This is our second half-lap of Australia. We’re driving from Adelaide to Darwin, then heading east to follow the coast back to South Australia. Today’s drive is only 168km – an easy stretch in outback terms – but things go terribly wrong when we stop at a tourist site.

We pull into the World War II No 45 Hospital historic site, NT. Well, that’s where we thought we were. But the historic site is not obvious at first. It’s a small area to pull into, with an obvious circular track where people have turned around again and left.

bogged
Disaster strikes. Being bogged in the outback with no means of recovery or communication is a serious issue.

But there is a good, wide dirt road leading off to the right. That’s where the historic site must be. So we follow it.

Rick and I don’t go offroad in our trusty old 2006 Jayco motorhome. At 7.2m long, 2.5m wide and 3.4m tall, it’s big and heavy, and we’ve done enough kilometres to know it’s not suitable for most dirt roads. But this is a good, solid track.

Until it isn’t.

About 500m in, I get an uneasy feeling. Where is this old hospital? To the left is a barbed wire fence and a fire track – typical of many properties in Northern Territory. On the right is an embankment and thick scrub. There’s nowhere to turn around, even if we want to.

About 1km down the track, I’m sweating – more than I already was in the outback heat. Rick’s looking a little uneasy and muttering, “Where have you taken me now?”

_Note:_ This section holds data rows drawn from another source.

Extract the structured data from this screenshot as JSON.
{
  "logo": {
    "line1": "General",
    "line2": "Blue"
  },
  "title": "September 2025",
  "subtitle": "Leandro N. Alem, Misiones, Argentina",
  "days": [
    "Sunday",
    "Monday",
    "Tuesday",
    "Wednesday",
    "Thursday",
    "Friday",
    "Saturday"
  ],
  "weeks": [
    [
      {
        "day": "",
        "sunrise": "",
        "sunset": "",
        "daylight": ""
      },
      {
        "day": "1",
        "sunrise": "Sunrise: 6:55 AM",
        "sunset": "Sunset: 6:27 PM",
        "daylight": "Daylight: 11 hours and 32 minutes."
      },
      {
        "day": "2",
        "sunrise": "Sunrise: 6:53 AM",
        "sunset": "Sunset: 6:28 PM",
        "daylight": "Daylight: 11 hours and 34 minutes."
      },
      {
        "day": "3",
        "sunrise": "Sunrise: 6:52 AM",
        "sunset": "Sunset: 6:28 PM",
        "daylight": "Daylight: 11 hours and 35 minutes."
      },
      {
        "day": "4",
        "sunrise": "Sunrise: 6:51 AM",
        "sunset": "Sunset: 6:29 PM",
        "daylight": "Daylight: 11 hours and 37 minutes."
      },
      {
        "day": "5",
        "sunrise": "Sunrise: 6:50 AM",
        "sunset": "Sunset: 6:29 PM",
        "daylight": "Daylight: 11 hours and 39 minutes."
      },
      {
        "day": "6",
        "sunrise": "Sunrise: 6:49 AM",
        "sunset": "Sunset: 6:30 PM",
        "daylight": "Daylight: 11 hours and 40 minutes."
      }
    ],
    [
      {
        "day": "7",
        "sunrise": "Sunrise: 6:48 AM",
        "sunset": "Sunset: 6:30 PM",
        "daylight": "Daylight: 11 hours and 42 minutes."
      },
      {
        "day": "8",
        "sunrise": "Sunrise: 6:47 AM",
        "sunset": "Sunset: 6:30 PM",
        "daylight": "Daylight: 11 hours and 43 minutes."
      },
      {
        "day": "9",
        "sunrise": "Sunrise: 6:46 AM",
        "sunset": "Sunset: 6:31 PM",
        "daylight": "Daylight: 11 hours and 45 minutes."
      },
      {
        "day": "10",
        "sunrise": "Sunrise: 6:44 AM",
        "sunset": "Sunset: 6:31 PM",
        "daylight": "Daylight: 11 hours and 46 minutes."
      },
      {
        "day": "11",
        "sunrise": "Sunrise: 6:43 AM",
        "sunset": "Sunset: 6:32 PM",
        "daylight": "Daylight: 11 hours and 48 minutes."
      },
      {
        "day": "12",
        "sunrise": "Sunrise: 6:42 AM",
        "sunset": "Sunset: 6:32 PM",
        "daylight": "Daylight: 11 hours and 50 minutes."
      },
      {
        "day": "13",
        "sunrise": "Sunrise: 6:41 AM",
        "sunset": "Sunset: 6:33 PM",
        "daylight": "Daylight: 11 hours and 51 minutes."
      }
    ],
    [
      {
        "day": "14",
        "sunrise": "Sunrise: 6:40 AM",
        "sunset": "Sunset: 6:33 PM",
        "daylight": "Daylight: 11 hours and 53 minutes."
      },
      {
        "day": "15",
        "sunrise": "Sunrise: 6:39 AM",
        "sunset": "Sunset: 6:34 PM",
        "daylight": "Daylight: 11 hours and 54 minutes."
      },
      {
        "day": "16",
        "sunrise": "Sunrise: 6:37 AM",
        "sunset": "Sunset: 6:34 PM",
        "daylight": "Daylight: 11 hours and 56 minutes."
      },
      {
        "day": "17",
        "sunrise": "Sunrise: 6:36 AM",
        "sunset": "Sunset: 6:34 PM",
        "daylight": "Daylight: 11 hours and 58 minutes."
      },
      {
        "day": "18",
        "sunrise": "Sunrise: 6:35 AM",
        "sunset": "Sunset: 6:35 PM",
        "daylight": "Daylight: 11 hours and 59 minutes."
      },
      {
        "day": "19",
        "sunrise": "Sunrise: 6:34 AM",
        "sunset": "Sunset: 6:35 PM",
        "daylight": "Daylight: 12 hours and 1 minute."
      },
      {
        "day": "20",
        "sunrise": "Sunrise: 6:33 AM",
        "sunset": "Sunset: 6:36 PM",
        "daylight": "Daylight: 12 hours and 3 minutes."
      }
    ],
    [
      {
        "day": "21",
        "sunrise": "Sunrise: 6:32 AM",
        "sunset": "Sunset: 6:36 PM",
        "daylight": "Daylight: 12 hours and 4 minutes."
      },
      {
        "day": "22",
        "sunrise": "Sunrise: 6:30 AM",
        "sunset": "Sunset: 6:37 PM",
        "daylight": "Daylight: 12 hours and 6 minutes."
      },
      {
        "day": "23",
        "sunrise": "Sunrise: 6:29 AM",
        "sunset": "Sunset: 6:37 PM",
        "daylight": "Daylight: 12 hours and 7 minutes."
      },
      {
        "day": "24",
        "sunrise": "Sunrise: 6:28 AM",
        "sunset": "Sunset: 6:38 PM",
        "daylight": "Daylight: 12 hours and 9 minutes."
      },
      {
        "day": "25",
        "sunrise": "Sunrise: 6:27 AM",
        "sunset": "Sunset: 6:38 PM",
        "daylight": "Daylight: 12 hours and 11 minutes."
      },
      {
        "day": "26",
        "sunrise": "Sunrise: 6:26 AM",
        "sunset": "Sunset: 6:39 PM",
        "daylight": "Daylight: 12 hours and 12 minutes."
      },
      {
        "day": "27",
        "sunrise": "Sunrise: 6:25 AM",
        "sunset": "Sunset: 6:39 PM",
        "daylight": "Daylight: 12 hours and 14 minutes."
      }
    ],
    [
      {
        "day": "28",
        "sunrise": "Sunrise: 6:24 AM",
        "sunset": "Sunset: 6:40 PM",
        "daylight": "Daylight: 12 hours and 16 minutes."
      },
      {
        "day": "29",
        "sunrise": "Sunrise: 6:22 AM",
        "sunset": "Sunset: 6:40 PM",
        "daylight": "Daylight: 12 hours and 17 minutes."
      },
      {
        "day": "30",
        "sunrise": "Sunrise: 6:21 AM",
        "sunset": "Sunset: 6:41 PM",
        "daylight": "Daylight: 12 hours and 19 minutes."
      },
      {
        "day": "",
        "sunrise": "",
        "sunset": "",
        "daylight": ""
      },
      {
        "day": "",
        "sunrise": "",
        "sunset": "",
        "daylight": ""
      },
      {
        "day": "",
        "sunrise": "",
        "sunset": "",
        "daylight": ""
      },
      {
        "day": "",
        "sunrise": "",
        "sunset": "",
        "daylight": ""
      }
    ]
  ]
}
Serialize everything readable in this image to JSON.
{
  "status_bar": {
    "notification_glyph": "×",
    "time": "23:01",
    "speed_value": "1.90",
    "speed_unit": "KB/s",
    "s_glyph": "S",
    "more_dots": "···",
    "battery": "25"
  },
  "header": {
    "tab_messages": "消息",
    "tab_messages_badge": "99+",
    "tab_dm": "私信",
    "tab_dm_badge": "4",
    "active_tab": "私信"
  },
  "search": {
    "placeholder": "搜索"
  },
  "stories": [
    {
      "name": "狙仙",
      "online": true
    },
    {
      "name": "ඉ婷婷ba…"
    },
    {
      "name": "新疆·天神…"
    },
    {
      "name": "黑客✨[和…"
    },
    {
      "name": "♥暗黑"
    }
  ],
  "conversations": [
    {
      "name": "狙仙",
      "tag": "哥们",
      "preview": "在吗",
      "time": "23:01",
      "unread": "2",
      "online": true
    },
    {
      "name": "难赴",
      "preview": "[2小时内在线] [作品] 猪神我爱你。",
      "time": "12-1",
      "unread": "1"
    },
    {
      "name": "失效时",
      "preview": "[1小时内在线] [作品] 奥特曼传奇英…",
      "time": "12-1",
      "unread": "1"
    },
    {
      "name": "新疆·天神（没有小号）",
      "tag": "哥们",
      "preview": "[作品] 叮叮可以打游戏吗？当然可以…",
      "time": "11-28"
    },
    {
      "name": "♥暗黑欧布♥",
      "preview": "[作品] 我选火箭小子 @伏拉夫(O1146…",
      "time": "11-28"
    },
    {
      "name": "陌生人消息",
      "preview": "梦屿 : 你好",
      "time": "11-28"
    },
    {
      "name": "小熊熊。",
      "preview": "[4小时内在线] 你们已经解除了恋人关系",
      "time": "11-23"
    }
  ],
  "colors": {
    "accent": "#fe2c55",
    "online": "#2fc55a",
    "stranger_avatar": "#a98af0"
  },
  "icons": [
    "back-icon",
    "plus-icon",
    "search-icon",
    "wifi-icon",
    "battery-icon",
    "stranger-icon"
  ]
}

The road is disintegrating into a goat track. It’s narrowed and we’re still trapped between the fence and embankment. Why not just reverse out? Good question. But by the time we have thought that might be a good idea, the hard surface has all but disappeared, replaced by big patches of soft sand. Not great when you’re in our heavy beast. And still no sight of the historic hospital site – or anywhere to turn around.

We are longer than the track is wide. So, we plough on. About 8km into our bumpy jaunt, we spot a section that we might be able to mount to turn around. As we slow ever so slightly to look closer, we realise our mistake. It’s black sand and we sink. 

HARD NOT TO PANIC

You know those movies where ridiculously unsuspecting explorers suddenly fall into a pond of quicksand? That’s what it feels like to us. It’s hard not to panic (and swear). What do we do? 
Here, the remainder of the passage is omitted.